И он послушно пил. И коньяк долго бродил от кадыка к желудку, потом укладывался приятной ватностью в руках и ногах. А вместе с ним укладывались и фразы Первого в звенящей богатырской его голове. Приживались, пускали корни и становились уже его фразами, его мыслями.

Расставались с Первым уже окончательно единомышленниками и друзьями, хлопали друг друга по бицепсам. А потом оказалось, что завтра — Первомай, и Самсон Иванович, покачиваясь с похмелюги, гордо стоял на трибуне и смотрел на народ, и выкрикивал в него высокие слова. А народ радовался и принимал их за чистую монету.

Пришлось теперь Самсону Ивановичу изучать «дипломатию», должность требовала, когда надо и подлизать чью-то задницу и принять на себя чужие шишки. Но зато и лестница вверх перед ним открылась широкая с ковром и перилами, а за лестницей (очень он на это надеялся) будет лифт и на самый верх. Так что маленькие неприятности можно было стерпеть.

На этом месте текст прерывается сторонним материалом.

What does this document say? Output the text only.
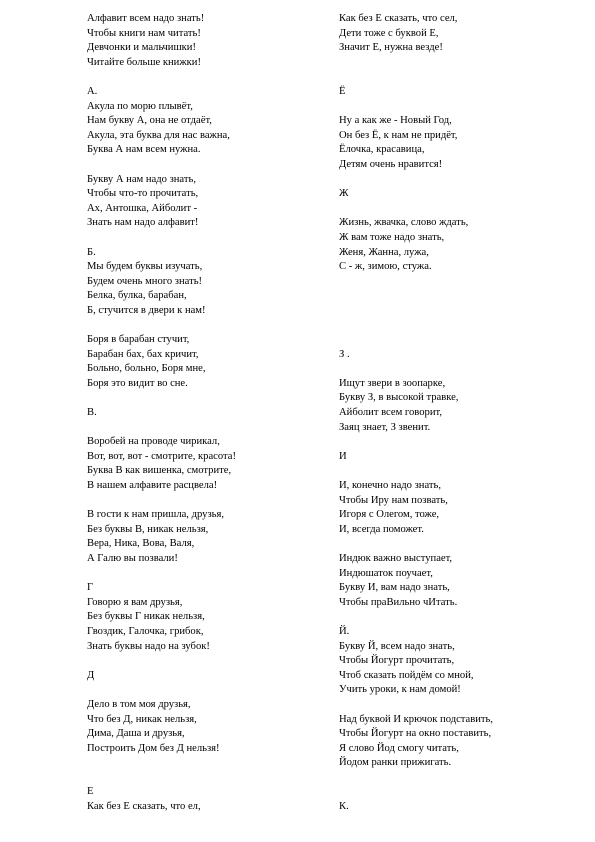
Алфавит всем надо знать!
Чтобы книги нам читать!
Девчонки и мальчишки!
Читайте больше книжки!
А.
Акула по морю плывёт,
Нам букву А, она не отдаёт,
Акула, эта буква для нас важна,
Буква А нам всем нужна.
Букву А нам надо знать,
Чтобы что-то прочитать,
Ах, Антошка, Айболит -
Знать нам надо алфавит!
Б.
Мы будем буквы изучать,
Будем очень много знать!
Белка, булка, барабан,
Б, стучится в двери к нам!
Боря в барабан стучит,
Барабан бах, бах кричит,
Больно, больно, Боря мне,
Боря это видит во сне.
В.
Воробей на проводе чирикал,
Вот, вот, вот - смотрите, красота!
Буква В как вишенка, смотрите,
В нашем алфавите расцвела!
В гости к нам пришла, друзья,
Без буквы В, никак нельзя,
Вера, Ника, Вова, Валя,
А Галю вы позвали!
Г
Говорю я вам друзья,
Без буквы Г никак нельзя,
Гвоздик, Галочка, грибок,
Знать буквы надо на зубок!
Д
Дело в том моя друзья,
Что без Д, никак нельзя,
Дима, Даша и друзья,
Построить Дом без Д нельзя!
Е
Как без Е сказать, что ел,
Как без Е сказать, что сел,
Дети тоже с буквой Е,
Значит Е, нужна везде!
Ё
Ну а как же - Новый Год,
Он без Ё, к нам не придёт,
Ёлочка, красавица,
Детям очень нравится!
Ж
Жизнь, жвачка, слово ждать,
Ж вам тоже надо знать,
Женя, Жанна, лужа,
С - ж, зимою, стужа.
З .
Ищут звери в зоопарке,
Букву З, в высокой травке,
Айболит всем говорит,
Заяц знает, З звенит.
И
И, конечно надо знать,
Чтобы Иру нам позвать,
Игоря с Олегом, тоже,
И, всегда поможет.
Индюк важно выступает,
Индюшаток поучает,
Букву И, вам надо знать,
Чтобы праВильно чИтать.
Й.
Букву Й, всем надо знать,
Чтобы Йогурт прочитать,
Чтоб сказать пойдём со мной,
Учить уроки, к нам домой!
Над буквой И крючок подставить,
Чтобы Йогурт на окно поставить,
Я слово Йод смогу читать,
Йодом ранки прижигать.
К.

В восьмидесятые перебрался Самсон Иванович в крайком — завотделом сельского хозяйства. А потом избрали его председателем Краснодарского крайисполкома.

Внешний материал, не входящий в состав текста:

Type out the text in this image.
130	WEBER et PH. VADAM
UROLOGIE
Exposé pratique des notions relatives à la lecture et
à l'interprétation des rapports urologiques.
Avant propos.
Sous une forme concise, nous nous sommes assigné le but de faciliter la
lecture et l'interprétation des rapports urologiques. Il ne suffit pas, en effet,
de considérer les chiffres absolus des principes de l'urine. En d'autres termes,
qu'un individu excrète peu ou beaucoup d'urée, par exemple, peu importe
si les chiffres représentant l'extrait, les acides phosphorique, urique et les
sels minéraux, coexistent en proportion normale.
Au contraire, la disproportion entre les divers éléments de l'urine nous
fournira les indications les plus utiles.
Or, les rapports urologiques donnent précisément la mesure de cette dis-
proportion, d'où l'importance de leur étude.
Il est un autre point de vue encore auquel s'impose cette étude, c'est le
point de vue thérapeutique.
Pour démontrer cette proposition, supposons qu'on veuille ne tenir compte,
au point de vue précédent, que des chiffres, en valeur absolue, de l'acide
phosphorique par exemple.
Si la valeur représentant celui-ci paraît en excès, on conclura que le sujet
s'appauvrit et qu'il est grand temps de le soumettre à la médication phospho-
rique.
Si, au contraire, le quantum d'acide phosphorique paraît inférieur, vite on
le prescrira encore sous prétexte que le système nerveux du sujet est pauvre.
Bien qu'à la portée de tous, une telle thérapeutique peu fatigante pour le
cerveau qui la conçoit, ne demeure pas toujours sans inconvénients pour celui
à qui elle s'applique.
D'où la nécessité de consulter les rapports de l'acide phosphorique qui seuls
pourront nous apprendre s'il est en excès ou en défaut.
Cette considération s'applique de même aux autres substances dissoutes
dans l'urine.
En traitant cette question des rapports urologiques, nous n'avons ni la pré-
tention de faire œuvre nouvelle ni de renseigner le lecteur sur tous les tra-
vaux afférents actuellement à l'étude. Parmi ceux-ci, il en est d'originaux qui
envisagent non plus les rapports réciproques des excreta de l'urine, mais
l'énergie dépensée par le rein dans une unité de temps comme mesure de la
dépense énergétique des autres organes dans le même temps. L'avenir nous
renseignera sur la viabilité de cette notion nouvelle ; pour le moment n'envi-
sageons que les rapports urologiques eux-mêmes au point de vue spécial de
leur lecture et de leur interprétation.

Опираясь на верных людей, не растрачивал он попусту сил на борьбу с соперниками. Успел полюбить Самсон Иванович комфорт и достаток, но о правилах преподанных ему в свое время Первым не забывал, старался и для народа. Много ли ему надо, бедному. Изверившиеся за долгие годы бездействия власти, люди нетерпеливо ждали конкретных поступков, помощи, и появление Коваленко в президиумах всяческих съездов, собраний, конференций воспринималось как неотъемлемая часть его большой хозяйственной работы. И результаты его деятельности были налицо: ремонтировались дороги и строились дома, находились деньги на ремонт школ и больниц, в темноте окраинных районов появлялись свет и милицейские патрули… И за всем этим стоял председатель крайисполкома народный депутат Самсон Иванович Коваленко.

Чем выше ты, любил говаривать Самсон Иванович, тем больше возможностей помочь людям. Особенно, когда в основе карьеры лежат большие дела, а не кулуарные интриги. Но подкосило Коваленко злополучное ГКЧП.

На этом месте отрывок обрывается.